7. Il Centrale è il Centrale, anche se il prezzo dei biglietti e la difficoltà nel reperirli creano un fastidioso effetto: metà dei presenti non è realmente interessata al tennis, come provano alcuni fastidiosi atteggiamenti che definiremmo da NBA a Miami: gente che si alza a metà partita, che parla ad alta voce, che mangia (inconcepibile, almeno nel tennis), che guarda l’orologio sbuffando. Sarà il pacchetto Wimbledon di qualche tour operator, saranno gli sponsor che danno biglietti a mazzi a managerini più interessati a una figa virtuale su Facebook che alla Sharapova dal vivo (tanto non gliela darà nessuna delle due, tanto vale godersi la Sharapova), saranno certe famiglie che vanno a Wimbledon con lo stesso spirito con cui andrebbero al British Museum o ai Kew Gardens, ma in metà dei presenti non c’era l’atteggiamento che ci aspettavamo. Andare a Messa non è obbligatorio, ma se ci vai non puoi mangiare le patatine e deridere il prete.
8. In metà del Centrale e in giro per i campi secondari ci sono però quelli veri, appassionati di tutto il mondo e inglesi che vedono Wimbledon come uno degli ultimi monumenti viventi (perché di morti ce ne sono tanti) dell’Inghilterra di una volta: quella tardo-coloniale, quella della cortesia (non una sola maschera maleducata, fra le tante da noi interpellate con quesiti epocali tipo ‘Per la fermata di Southfields mi conviene prendere il bus?’), quella del decoro che continuiamo a preferire allo sbracamento. Molte signore con i vestiti a fiorellini forse non seguono la stagione WTA della Azarenka a Kuala Lumpur o a Doha, ma conoscono il motivo per cui sono venute a Wimbledon. Le modalità del public ballot per i biglietti, poi, sono commoventi: su tutte l’invio della busta con scritto il proprio indirizzo di casa. Qual è l’ultima lettera ricevuta con un mittente diverso da Equitalia? Non ce lo ricordiamo.
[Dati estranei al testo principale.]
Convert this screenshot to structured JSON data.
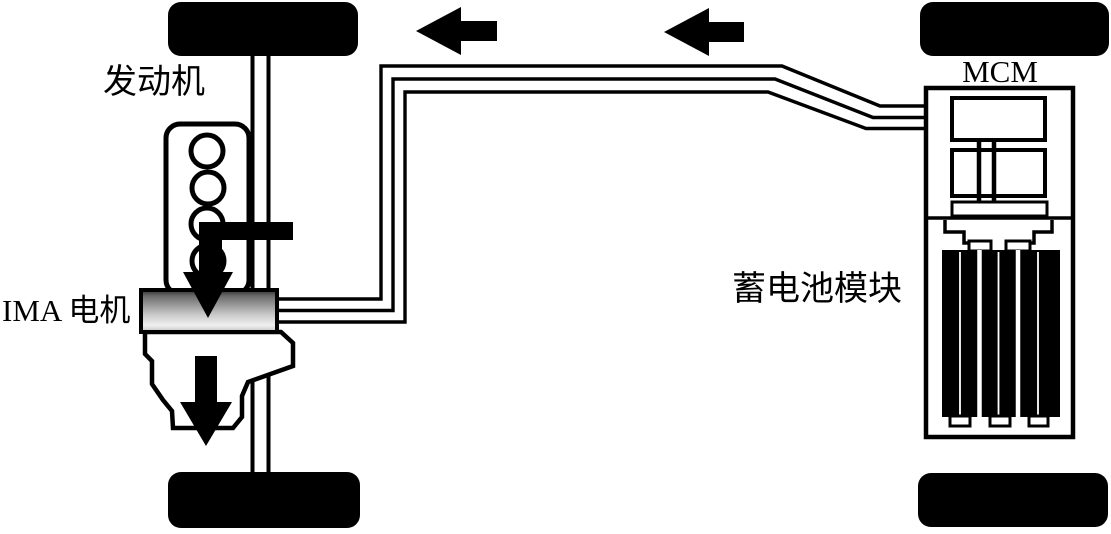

9. Lontanissimi dalla tribuna stampa, fisicamente e psicologicamente, abbiamo notato che i posti per i giornalisti non televisivi sono davvero pochi: uno spazio da squadra di LegaPro. Ma abbiamo notato anche di peggio: in una giornata senza partite tecnicamente importanti su altri campi, quella tribunetta era mezza vuota. Ci è stato spiegato che la maggior parte degli inviati preferisce vedere le partite dai monitor della sala stampa, così è più vicina alla zona interviste ed è comunque più comoda oltre che con il bar più vicino. Poi ci si chiede perché i giornali mandano in giro pochi inviati. Per ribadire il punteggio basta il copincollatore web sottopagato.
10. Andremmo avanti all’infinito a parlare di Wimbledon, ma Nadal-Murray ci chiama e questo pezzo è già troppo lungo per i gusti web. Diciamo solo che ammazzeremo o ruberemo, per citare Rossella O’Hara, per tornarci ogni anno di quelli che ci rimangono da vivere.